We see the same dynamic at work in the anti-Obamacare lawsuit filed by the Little Sisters of the Poor. These religious are so preoccupied with the sin of contraception that they believe signing a piece of paper stating that they seek a religious exemption from providing birth control coverage to employees who might desire it would be akin to, as one of their apologists put it, hiring a hit man to kill your neighbor. You see, if they sign that paper, their employees could, theoretically, get birth control coverage from the insurance company free of charge – which process the Little Sisters would be putting into motion by seeking an exemption from doing the same. Of course, since the Little Sisters are insured by a company run by the Christian Brothers which, in turn, qualifies for the exemption, this is not really the case, but, hey, who cares – it’s the principle of the thing, right?

This leads one to ask if perhaps the sensibilities of such folks are so delicate that they are unfit to play certain roles in a diverse society like ours – an important question given the continuing consolidation of hospitals and the growing dominance of Catholic health organizations. The Guardian’s Jill Filipovic very aptly describes attempts on the part of religious organizations to play the God card:

Their claim that even this accommodation violates their religious liberty is telling. These ACA-related “religious liberty” arguments aren’t actually about the freedom to exercise your own religion, or the right to be free of doing something that violates your conscience. These assertions are about an overwhelming sense of entitlement on behalf of religious organizations to force anyone within their reach to adhere to their beliefs.
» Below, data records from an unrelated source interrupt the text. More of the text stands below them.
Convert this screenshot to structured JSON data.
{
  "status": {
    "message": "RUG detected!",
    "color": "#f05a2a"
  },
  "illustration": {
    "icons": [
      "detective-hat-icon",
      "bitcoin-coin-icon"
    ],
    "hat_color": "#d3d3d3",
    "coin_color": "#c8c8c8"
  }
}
Those playing the God card, be they religious organizations, their affiliates or followers are acting as if their religious liberty and freedom of expresion is contingent upon denying the same rights to others as well as to defend and perpetuate bigotry. This can’t be what the Founders, sons of the Enlightenment that they were, had in mind when they dealt with the vexing issues of religious liberty. As historian Kenneth Davis notes, George Washington wrote that:

All possess alike liberty of conscience and immunity of citizenship. …For happily the Government of the United States, which gives to bigotry no sanction, to persecution no assistance requires only that they who live under its protection should demean themselves as good citizens.

Get that bigots? So much for your frayed God card.